Он достал сигару, закурил, расслабился.

— Это ты хорошо придумал. Только давай-ка сначала я с ней поговорю. А то не ровен час от радости и тебя чем приложит.

* * *

Графиня Татищева уезжала, как и собиралась, на следующий день. И уже когда столичный поезд на сотню верст отъехал от перрона, мужчины вновь встретились в кабинете губернатора.

Следствие по Ходынскому событию продвигалось ни шатко, ни валко, и грозило разными неприятными последствиями, не взирая на то, что в остальном коронация прошла безукоризненно. Не потеряли ни одного иноземного гостя, да и собственная знать без претензий осталась. А как Кремль засиял иллюминацией! Но кроме пряников, обещают кнуты, и этот дамоклов меч уже изрядно напрягал.

После отчета о происшествиях Тюхтяев закрыл папку и замер в ожидании поручений, на которые граф бывал особенно щедр в начале дня.

— Ты, Михаил Борисович, чего красавицу-то нашу проводить не пришел? — ехидно произнес шеф перекладывая бумаги на столе.

— Не уверен, что понял, Николай Владимирович.

— Ксения Александровна скоро уже к берегам Невы домчится. А ты все тут сидишь. — откровенно же потешается.

— То есть Вы полагаете, что она согласна стать моей супругой? — что-то слишком быстро и неестественно.

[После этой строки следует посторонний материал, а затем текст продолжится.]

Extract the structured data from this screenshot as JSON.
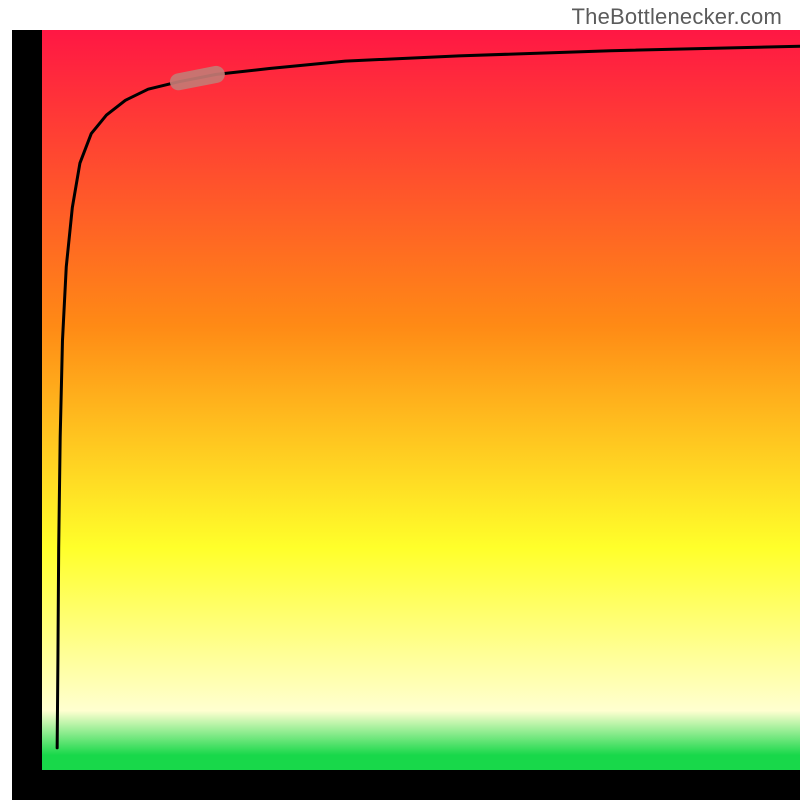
{
  "attribution": "TheBottlenecker.com",
  "colors": {
    "red": "#ff1744",
    "orange": "#ff8a15",
    "yellow": "#ffff2a",
    "pale_yellow": "#ffffd0",
    "green": "#18d84a",
    "axis": "#000000",
    "curve": "#000000",
    "marker": "#c47a74"
  },
  "chart_data": {
    "type": "line",
    "title": "",
    "xlabel": "",
    "ylabel": "",
    "xlim": [
      0,
      100
    ],
    "ylim": [
      0,
      100
    ],
    "series": [
      {
        "name": "bottleneck-curve",
        "x": [
          2.0,
          2.1,
          2.2,
          2.4,
          2.7,
          3.2,
          4.0,
          5.0,
          6.5,
          8.5,
          11.0,
          14.0,
          18.0,
          23.0,
          30.0,
          40.0,
          55.0,
          75.0,
          100.0
        ],
        "y": [
          3.0,
          15.0,
          30.0,
          45.0,
          58.0,
          68.0,
          76.0,
          82.0,
          86.0,
          88.5,
          90.5,
          92.0,
          93.0,
          94.0,
          94.8,
          95.8,
          96.5,
          97.2,
          97.8
        ]
      }
    ],
    "marker": {
      "x_start": 18.0,
      "x_end": 23.0
    },
    "gradient_stops_y": [
      {
        "y": 100,
        "color": "#ff1744"
      },
      {
        "y": 60,
        "color": "#ff8a15"
      },
      {
        "y": 30,
        "color": "#ffff2a"
      },
      {
        "y": 8,
        "color": "#ffffd0"
      },
      {
        "y": 2,
        "color": "#18d84a"
      }
    ]
  }
}
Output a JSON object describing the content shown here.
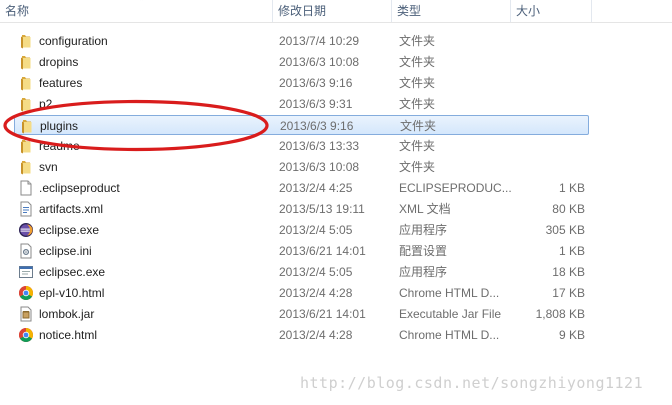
{
  "columns": {
    "name": "名称",
    "date": "修改日期",
    "type": "类型",
    "size": "大小"
  },
  "files": [
    {
      "name": "configuration",
      "date": "2013/7/4 10:29",
      "type": "文件夹",
      "size": "",
      "icon": "folder-icon"
    },
    {
      "name": "dropins",
      "date": "2013/6/3 10:08",
      "type": "文件夹",
      "size": "",
      "icon": "folder-icon"
    },
    {
      "name": "features",
      "date": "2013/6/3 9:16",
      "type": "文件夹",
      "size": "",
      "icon": "folder-icon"
    },
    {
      "name": "p2",
      "date": "2013/6/3 9:31",
      "type": "文件夹",
      "size": "",
      "icon": "folder-icon"
    },
    {
      "name": "plugins",
      "date": "2013/6/3 9:16",
      "type": "文件夹",
      "size": "",
      "icon": "folder-icon",
      "selected": true
    },
    {
      "name": "readme",
      "date": "2013/6/3 13:33",
      "type": "文件夹",
      "size": "",
      "icon": "folder-icon"
    },
    {
      "name": "svn",
      "date": "2013/6/3 10:08",
      "type": "文件夹",
      "size": "",
      "icon": "folder-icon"
    },
    {
      "name": ".eclipseproduct",
      "date": "2013/2/4 4:25",
      "type": "ECLIPSEPRODUC...",
      "size": "1 KB",
      "icon": "blank-file-icon"
    },
    {
      "name": "artifacts.xml",
      "date": "2013/5/13 19:11",
      "type": "XML 文档",
      "size": "80 KB",
      "icon": "xml-file-icon"
    },
    {
      "name": "eclipse.exe",
      "date": "2013/2/4 5:05",
      "type": "应用程序",
      "size": "305 KB",
      "icon": "eclipse-icon"
    },
    {
      "name": "eclipse.ini",
      "date": "2013/6/21 14:01",
      "type": "配置设置",
      "size": "1 KB",
      "icon": "ini-file-icon"
    },
    {
      "name": "eclipsec.exe",
      "date": "2013/2/4 5:05",
      "type": "应用程序",
      "size": "18 KB",
      "icon": "exe-file-icon"
    },
    {
      "name": "epl-v10.html",
      "date": "2013/2/4 4:28",
      "type": "Chrome HTML D...",
      "size": "17 KB",
      "icon": "chrome-icon"
    },
    {
      "name": "lombok.jar",
      "date": "2013/6/21 14:01",
      "type": "Executable Jar File",
      "size": "1,808 KB",
      "icon": "jar-file-icon"
    },
    {
      "name": "notice.html",
      "date": "2013/2/4 4:28",
      "type": "Chrome HTML D...",
      "size": "9 KB",
      "icon": "chrome-icon"
    }
  ],
  "watermark": "http://blog.csdn.net/songzhiyong1121",
  "colors": {
    "header_text": "#4c607a",
    "selection_border": "#84acdd",
    "annotation_red": "#d91c1c",
    "folder": "#e8c15a"
  }
}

— Ну, как ты скор! Ты поухаживай, они это любят. — московский губернатор достал из закромов рябиновую настойку, разлил по рюмкам, махнул свою. — На той неделе кое-какие бумаги надо министру на доклад. Ты и отвезешь. Заодно и навестишь зазнобу свою.

* * *

Тюхтяев вертел в руках ее записку.

«Буду рада встретиться с Вами».

Отличная московская идея совершенно утратила свой блеск в городе рек и камня. Больше двадцати лет минуло с прошлого сватовства и целенаправленных ухаживаний, пылкость юности благополучно утрачена и забыта, впечатление о безголовости современных женщин вообще и одной в частности подтверждалось многолетними наблюдениями, но отступать поздно, тем более неизвестно, о чем они там с графом договорились.

Цветочки купил, в гражданское нарядился и прикрылся броней иронии. Так оно и привычнее, а с ней вряд ли можно иначе. Домик в Климовом переулке — тоже вот странный выбор для места жительства, есть в Санкт-Петербурге уголки, куда как более подходящие для графской вдовы — действительно странный. Нет помпезных украшений, кариатид, разноцветных орнаментов, привычных глазу москвича, да и вообще странное — наполовину резная каменная шкатулка, наполовину барак. Простовато, да еще листья эти, окна огромные, балкончик где-то в поднебесных высях, в общем, дикость какая-то.